The Use of Acellular Matrices Obtained by the Esophagus, Intestine, and Trachea for Esophageal Wall Repair: an Experimental Study on a Rat Model


Ozcakir E., ÇELİK F., GÜLER S., Avci Z., Kaya M.

INDIAN JOURNAL OF SURGERY, 2022 (Peer-Reviewed Journal) identifier

  • Publication Type: Article / Article
  • Publication Date: 2022
  • Doi Number: 10.1007/s12262-022-03542-w
  • Journal Name: INDIAN JOURNAL OF SURGERY
  • Journal Indexes: Science Citation Index Expanded, Scopus, Academic Search Premier, CAB Abstracts, CINAHL, Veterinary Science Database
  • Keywords: Acellular matrix, Detergent enzymatic treatment, Tissue engineering, Esophageal replacement, EXTRACELLULAR-MATRIX, STRUCTURAL INTEGRITY, IN-VITRO, TISSUE, SCAFFOLD, COMPONENTS, PATCH

Abstract

This study aimed to evaluate the procurement, efficacy, and applications of different acellular matrices (AMs) on rat esophagi. Sixteen rats were used. Following tissue harvesting from donor rats, AMs were obtained by detergent-enzymatic treatment (DET) from the esophagus, jejunum, and trachea. Fifteen rats were allocated into groups defined by implemented AM types: esophageal (EAM), intestinal (IAM), and tracheal (TAM). According to groups, 5 x 5 mm esophageal wall defect repair was performed with AMs. Samples were examined for hyperemia, edema, inflammatory cells, and neovascularization by scoring. The existence of muscle cells was investigated with immunohistochemical assessment. The procurement of AM in vitro and its implementation on the damaged esophageal wall was achieved successfully. There was a significant difference between groups regarding hyperemia, inflammatory cells, and neovascularization (p < 0.05). Hyperemia and cell infiltration were higher, and neovascularization was poorer in TAM than in others (p < 0.05). The neovascularization was significantly higher in the EAM group (p < 0.05). Increased edema was detected in the IAM group than others, albeit with no significant difference. Staining with Masson's trichrome and desmin antibodies, showing increased inflammatory response on the matrix site, was not detected to regenerate muscle cells.

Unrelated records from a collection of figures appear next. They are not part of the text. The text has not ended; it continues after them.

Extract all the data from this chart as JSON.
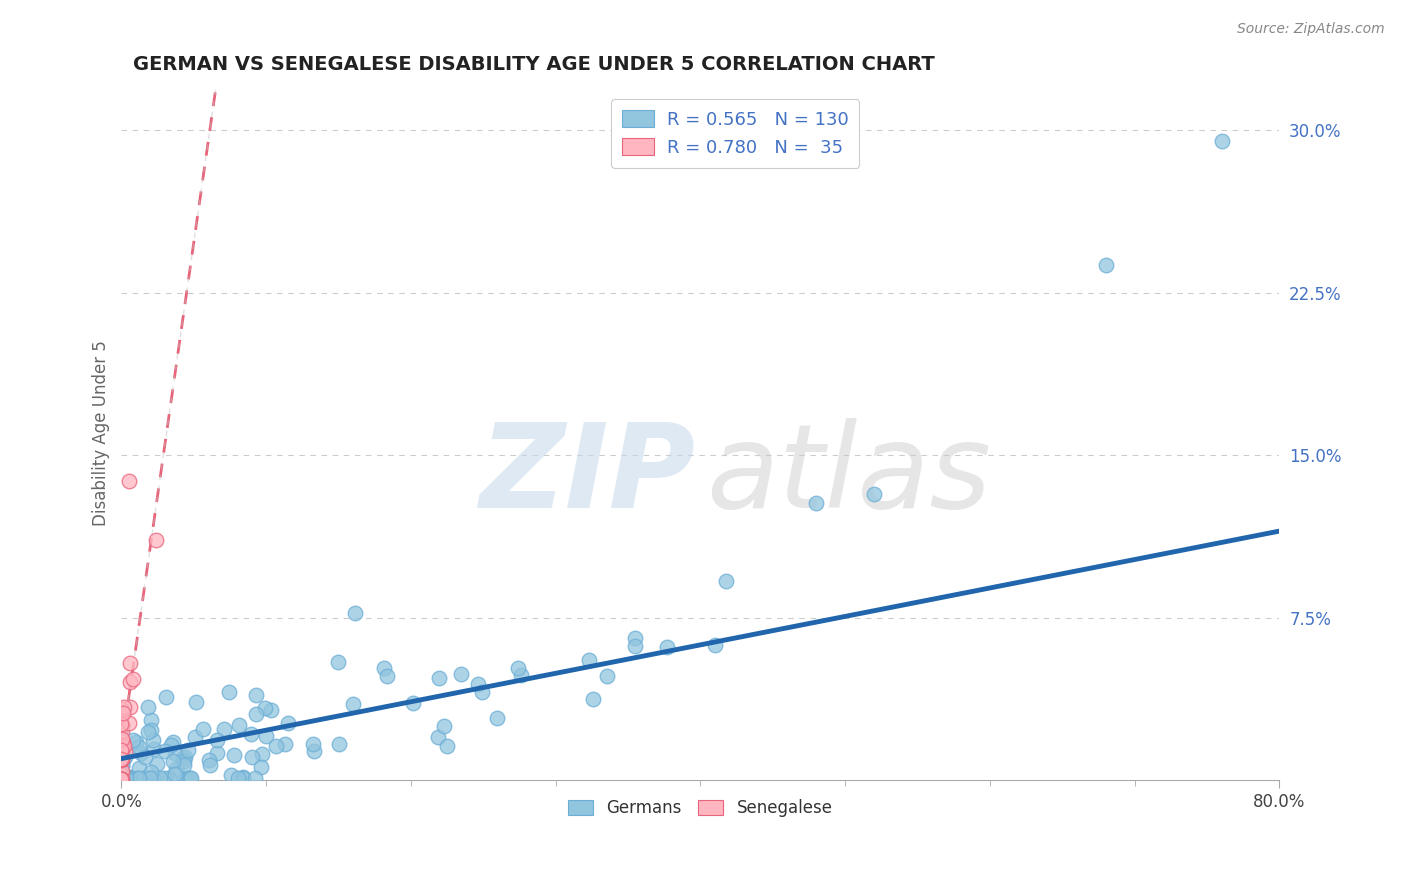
{
  "title": "GERMAN VS SENEGALESE DISABILITY AGE UNDER 5 CORRELATION CHART",
  "source": "Source: ZipAtlas.com",
  "ylabel": "Disability Age Under 5",
  "xlim": [
    0.0,
    0.8
  ],
  "ylim": [
    0.0,
    0.32
  ],
  "yticks": [
    0.0,
    0.075,
    0.15,
    0.225,
    0.3
  ],
  "ytick_labels": [
    "",
    "7.5%",
    "15.0%",
    "22.5%",
    "30.0%"
  ],
  "german_color": "#92c5de",
  "german_edge_color": "#6baed6",
  "senegalese_color": "#ffb6c1",
  "senegalese_edge_color": "#e8647a",
  "german_line_color": "#2166ac",
  "senegalese_line_color": "#e8647a",
  "senegalese_dash_color": "#f4a7b0",
  "legend_text_color": "#4472c4",
  "R_german": 0.565,
  "N_german": 130,
  "R_senegalese": 0.78,
  "N_senegalese": 35,
  "background_color": "#ffffff",
  "grid_color": "#cccccc",
  "watermark_zip_color": "#c5d8ec",
  "watermark_atlas_color": "#c8c8c8"
}
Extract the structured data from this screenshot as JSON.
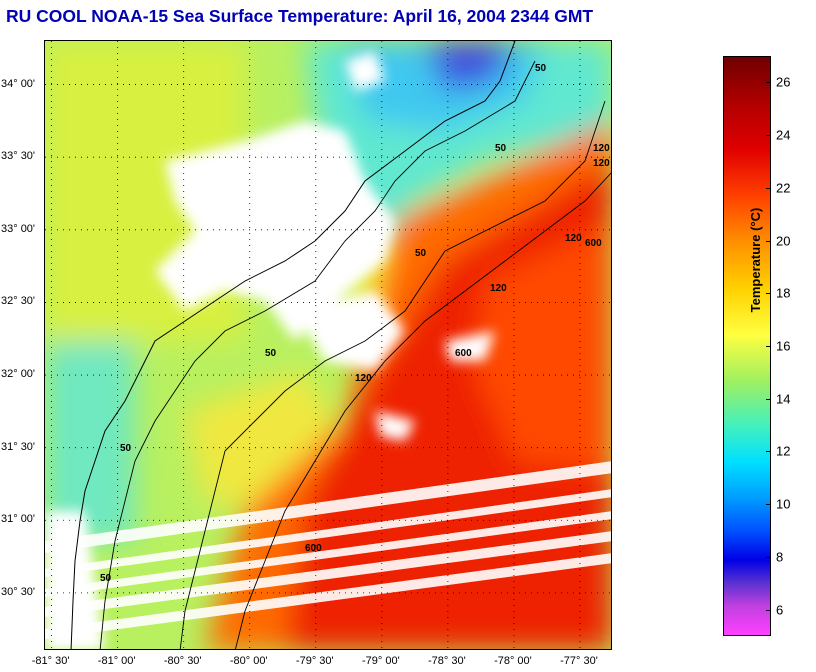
{
  "title": "RU COOL  NOAA-15  Sea Surface Temperature:  April 16, 2004 2344 GMT",
  "map": {
    "lat_labels": [
      {
        "text": "34° 00'",
        "lat": 34.0
      },
      {
        "text": "33° 30'",
        "lat": 33.5
      },
      {
        "text": "33° 00'",
        "lat": 33.0
      },
      {
        "text": "32° 30'",
        "lat": 32.5
      },
      {
        "text": "32° 00'",
        "lat": 32.0
      },
      {
        "text": "31° 30'",
        "lat": 31.5
      },
      {
        "text": "31° 00'",
        "lat": 31.0
      },
      {
        "text": "30° 30'",
        "lat": 30.5
      }
    ],
    "lon_labels": [
      {
        "text": "-81° 30'",
        "lon": -81.5
      },
      {
        "text": "-81° 00'",
        "lon": -81.0
      },
      {
        "text": "-80° 30'",
        "lon": -80.5
      },
      {
        "text": "-80° 00'",
        "lon": -80.0
      },
      {
        "text": "-79° 30'",
        "lon": -79.5
      },
      {
        "text": "-79° 00'",
        "lon": -79.0
      },
      {
        "text": "-78° 30'",
        "lon": -78.5
      },
      {
        "text": "-78° 00'",
        "lon": -78.0
      },
      {
        "text": "-77° 30'",
        "lon": -77.5
      }
    ],
    "lat_range": [
      30.1,
      34.3
    ],
    "lon_range": [
      -81.55,
      -77.25
    ],
    "contour_labels": [
      "50",
      "50",
      "50",
      "50",
      "120",
      "120",
      "120",
      "120",
      "600",
      "600",
      "600",
      "120",
      "50",
      "50"
    ],
    "colors": {
      "land_cloud": "#ffffff",
      "cold_shelf": "#50e8c8",
      "mid_shelf": "#a8f070",
      "warm_shelf": "#f0f040",
      "gulf_stream": "#ee2200",
      "cold_patch": "#4050e0"
    }
  },
  "colorbar": {
    "label": "Temperature (°C)",
    "min": 5,
    "max": 27,
    "ticks": [
      "6",
      "8",
      "10",
      "12",
      "14",
      "16",
      "18",
      "20",
      "22",
      "24",
      "26"
    ]
  }
}
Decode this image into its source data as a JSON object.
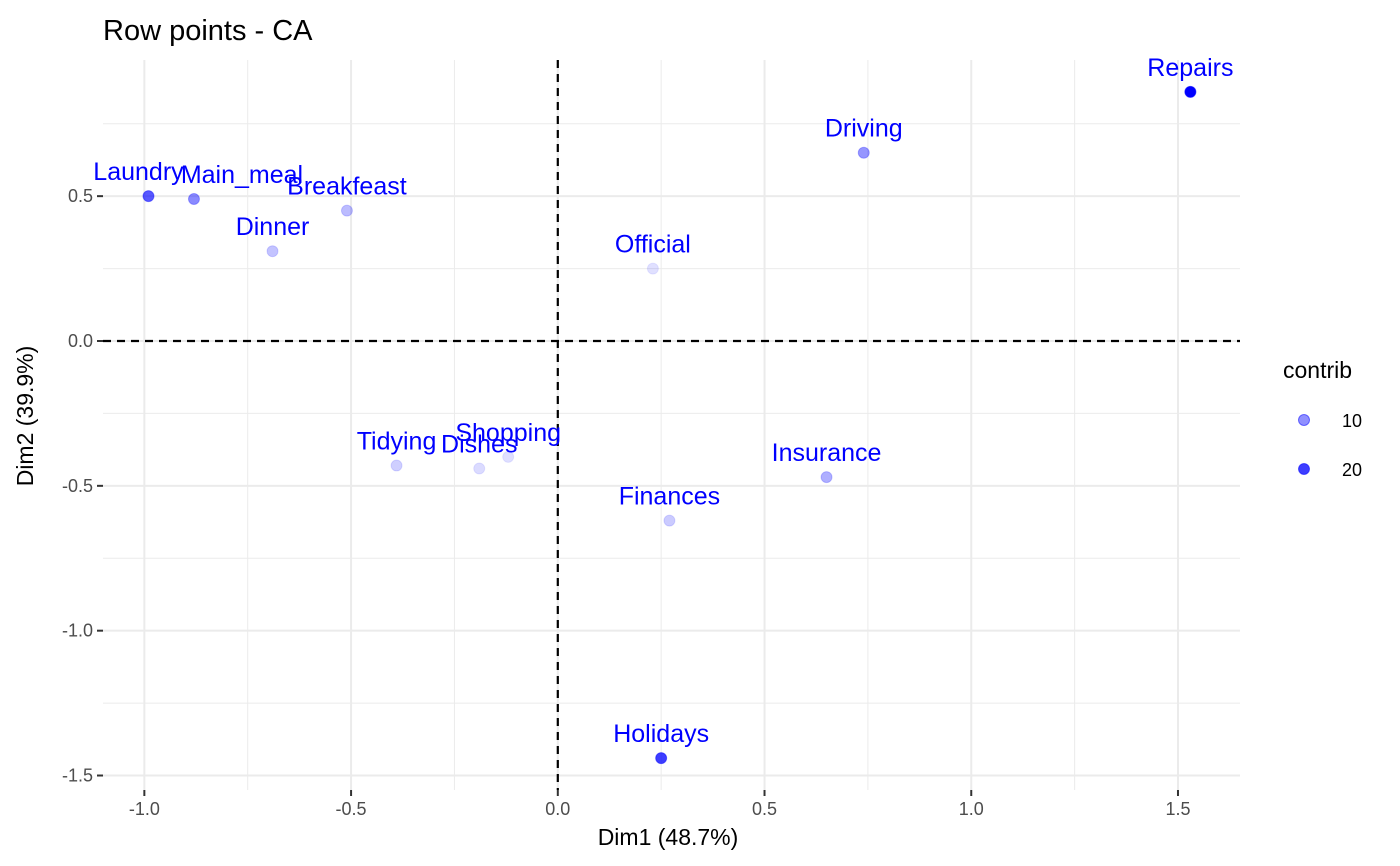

Our DET approaches provided that AMs with potential for regeneration have been obtained from different tissues. Grafting by TAM caused higher grades of inflammation with poor angiogenesis and existing chondrocytes. Decreased inflammatory response of EAM was thought to be due to the native tissue-derived matrix. These results suggest that promoting self-regeneration with native tissue-derived AM can be improved and more convenient in damaged tissue repair.